Ronit Kan is wrapping up her service as antitrust commissioner. Most of the time, Kan managed to keep consumers in the same position they were in before. There are mitigating circumstances for the limited results she has to show. She was fighting with limited and outdated weaponry against the most powerful forces in the economy. Under these conditions, even marching in place against the tide of monopolies and oligopolies is an accomplishment of sorts.

The telecommunications market still lacks sufficient competition, and cell phone rates here are still among the highest in the world. The car retailing business has just recently been opened to additional importers (and not necessarily because of the Antitrust Authority ).

There has been improvement in the airlines industry, but everyone knows the struggle involved in trying to disconnect from a television service. The real estate market is still hot. In industries such as cement, inexplicably, there is a monopoly, while there are no new competitors on the horizon in the credit card business, and the examples go on and on.

To Kan's credit, her finding in April of last year that the banks had coordinated fees among themselves in an anticompetitive manner was courageous and precedent-setting.

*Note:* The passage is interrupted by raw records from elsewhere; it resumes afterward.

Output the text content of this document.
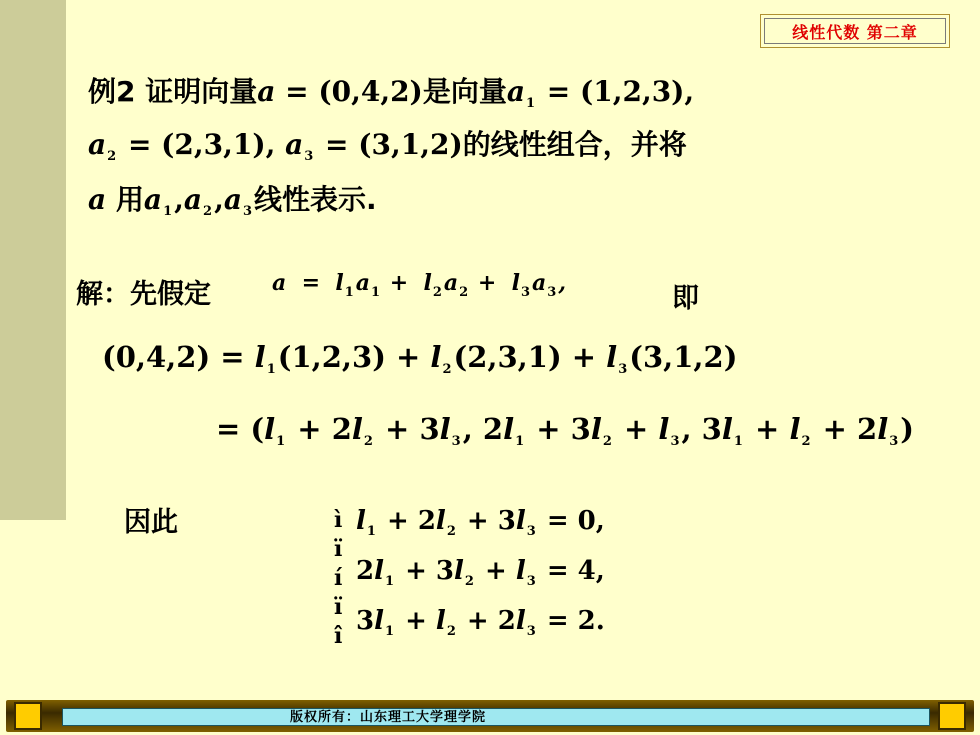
线性代数 第二章
例2 证明向量a = (0,4,2)是向量$a_1 = (1,2,3)$,
$a_2 = (2,3,1)$, $a_3 = (3,1,2)$的线性组合，并将
a 用$a_1,a_2,a_3$线性表示.
解：先假定	$a = l_1a_1 + l_2a_2 + l_3a_3$,	即
$(0,4,2) = l_1(1,2,3) + l_2(2,3,1) + l_3(3,1,2)$
= ($l_1 + 2l_2 + 3l_3$, $2l_1 + 3l_2 + l_3$, $3l_1 + l_2 + 2l_3$)
因此	ì
ï
í
ï
î
$l_1 + 2l_2 + 3l_3 = 0$,
$2l_1 + 3l_2 + l_3 = 4$,
$3l_1 + l_2 + 2l_3 = 2$.
版权所有：山东理工大学理学院
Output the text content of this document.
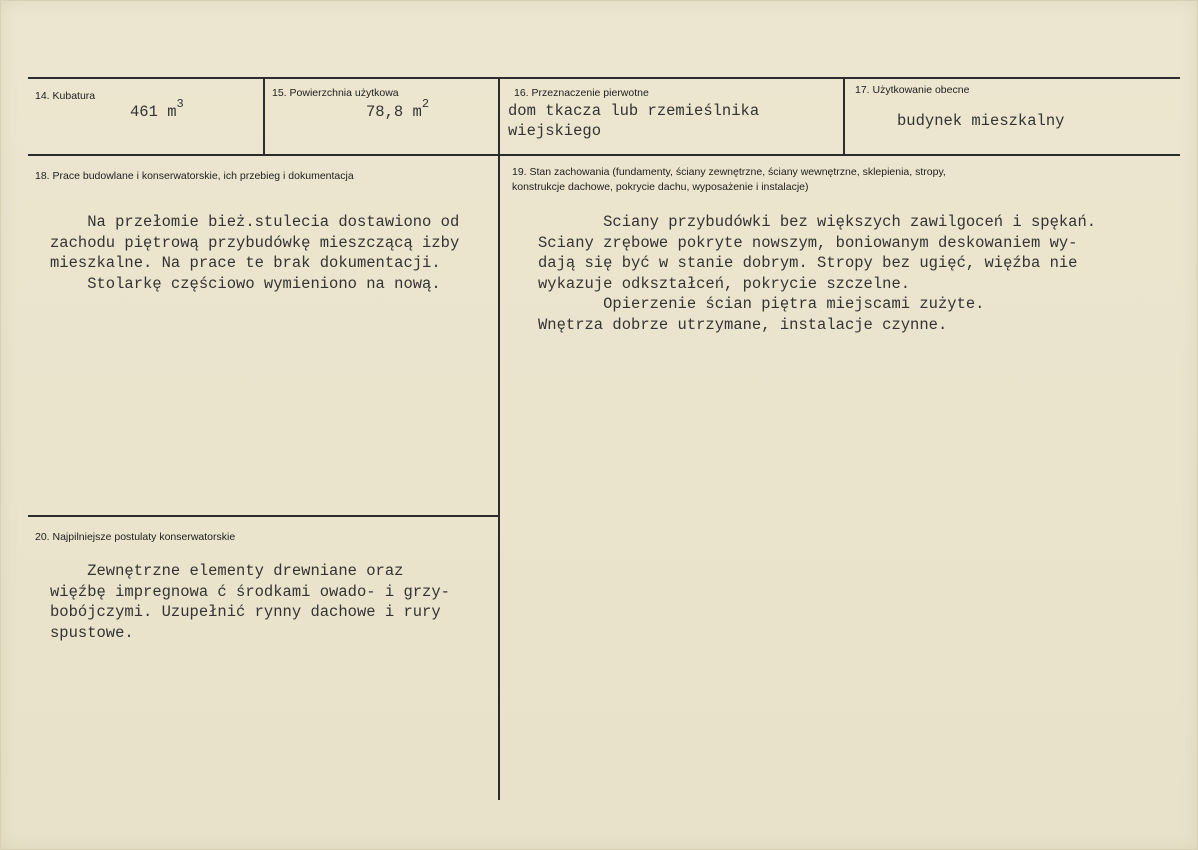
14. Kubatura
461 $m^3$
15. Powierzchnia użytkowa
78,8 $m^2$
16. Przeznaczenie pierwotne
dom tkacza lub rzemieślnika
wiejskiego
17. Użytkowanie obecne
budynek mieszkalny
18. Prace budowlane i konserwatorskie, ich przebieg i dokumentacja
Na przełomie bież.stulecia dostawiono od
zachodu piętrową przybudówkę mieszczącą izby
mieszkalne. Na prace te brak dokumentacji.
Stolarkę częściowo wymieniono na nową.
19. Stan zachowania (fundamenty, ściany zewnętrzne, ściany wewnętrzne, sklepienia, stropy,
konstrukcje dachowe, pokrycie dachu, wyposażenie i instalacje)
Sciany przybudówki bez większych zawilgoceń i spękań.
Sciany zrębowe pokryte nowszym, boniowanym deskowaniem wy-
dają się być w stanie dobrym. Stropy bez ugięć, więźba nie
wykazuje odkształceń, pokrycie szczelne.
Opierzenie ścian piętra miejscami zużyte.
Wnętrza dobrze utrzymane, instalacje czynne.
20. Najpilniejsze postulaty konserwatorskie
Zewnętrzne elementy drewniane oraz
więźbę impregnowa ć środkami owado- i grzy-
bobójczymi. Uzupełnić rynny dachowe i rury
spustowe.
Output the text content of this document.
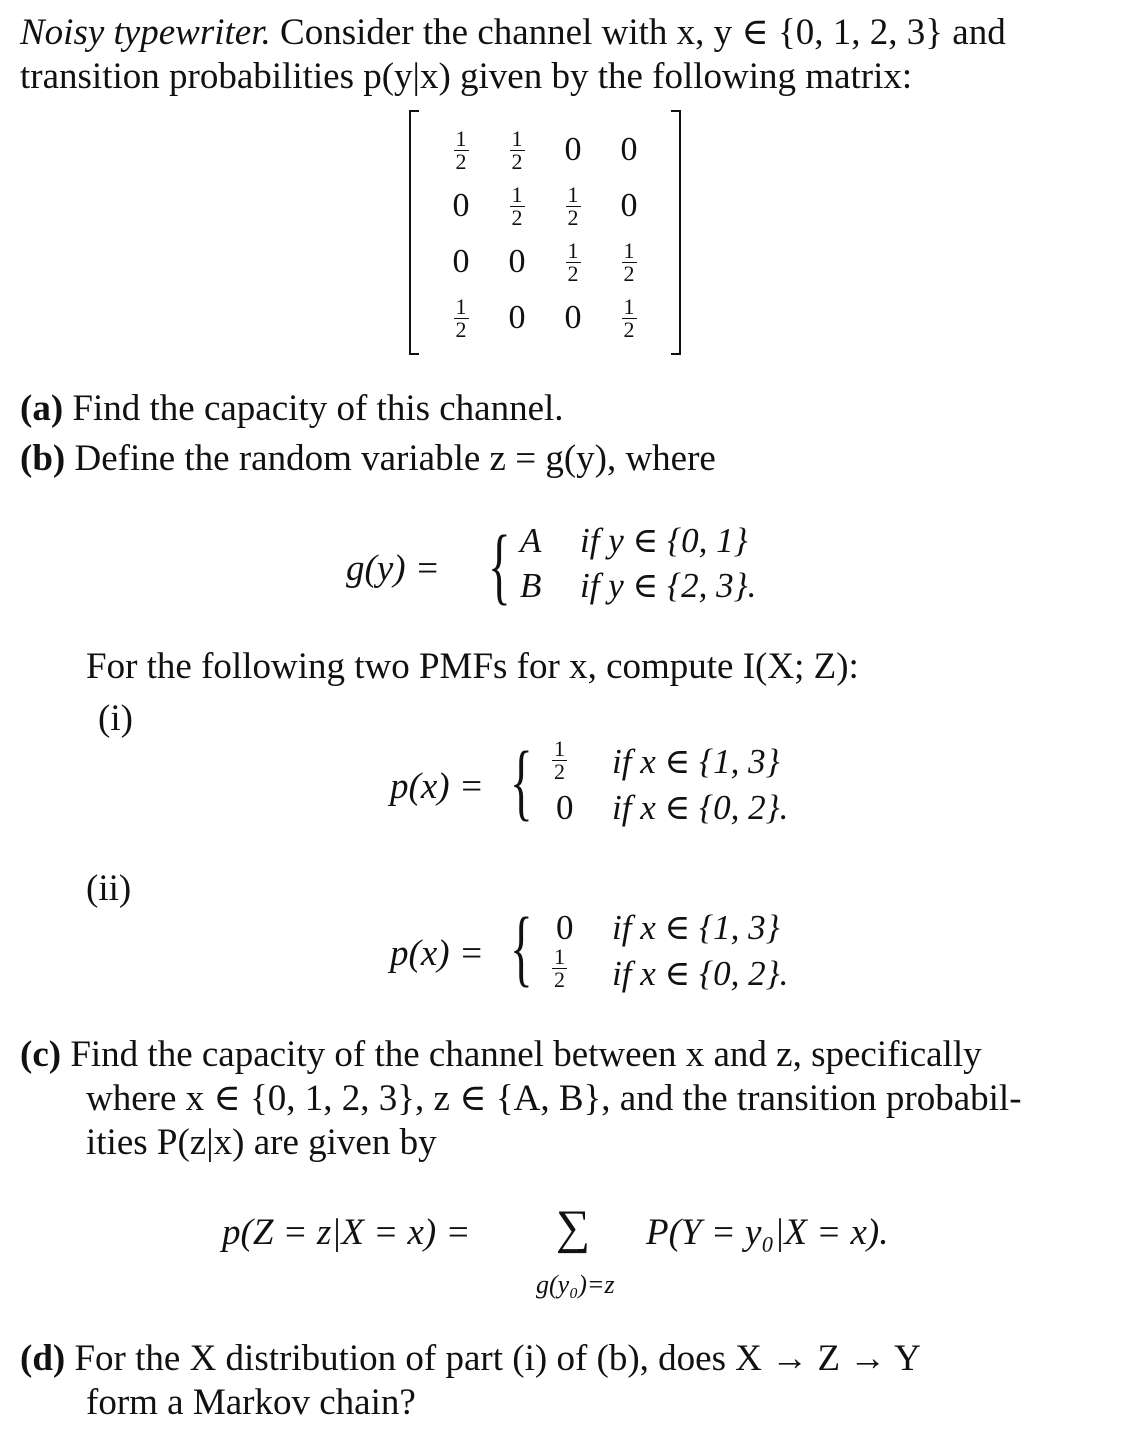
Noisy typewriter. Consider the channel with x, y ∈ {0, 1, 2, 3} and
transition probabilities p(y|x) given by the following matrix:
$\frac{1}{2}$	$\frac{1}{2}$	0	0
0	$\frac{1}{2}$	$\frac{1}{2}$	0
0	0	$\frac{1}{2}$	$\frac{1}{2}$

$\frac{1}{2}$	0	0	$\frac{1}{2}$
(a) Find the capacity of this channel.
(b) Define the random variable z = g(y), where
g(y) = { A if y ∈ {0, 1}
B if y ∈ {2, 3}.
For the following two PMFs for x, compute I(X; Z):
(i)
p(x) = { $\frac{1}{2}$ if x ∈ {1, 3}
0 if x ∈ {0, 2}.
(ii)
p(x) = { 0 if x ∈ {1, 3}
$\frac{1}{2}$ if x ∈ {0, 2}.
(c) Find the capacity of the channel between x and z, specifically
where x ∈ {0, 1, 2, 3}, z ∈ {A, B}, and the transition probabil-
ities P(z|x) are given by
p(Z = z|X = x) = ∑ P(Y = y₀|X = x).
g(y₀)=z
(d) For the X distribution of part (i) of (b), does X → Z → Y
form a Markov chain?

Unfortunately, efforts to neutralize the banking oligopoly (if it in fact exists ) have gotten bogged down in the antitrust tribunal, where the banks have attacked the commissioner's finding. The antitrust laws need to be overhauled and Kan did not manage to accomplish this.

Competition in the marketplace is not a natural state of being. On the contrary, a monopoly can rule the market and exact its price from the consumer while supplying a product or service of inferior quality, and the profits then flow to those who control the monopoly. And then they may pay lobbyists to block changes to the law that would infringe on their monopolistic powers. The difficulty in increasing the powers of the Antitrust Authority is an indication of the immense power with which Kan has had to contend.

So bearing in mind the problem of economic concentration, Kan's successor should not only have an understanding of economics and law but must also be someone who is feisty and uncompromising.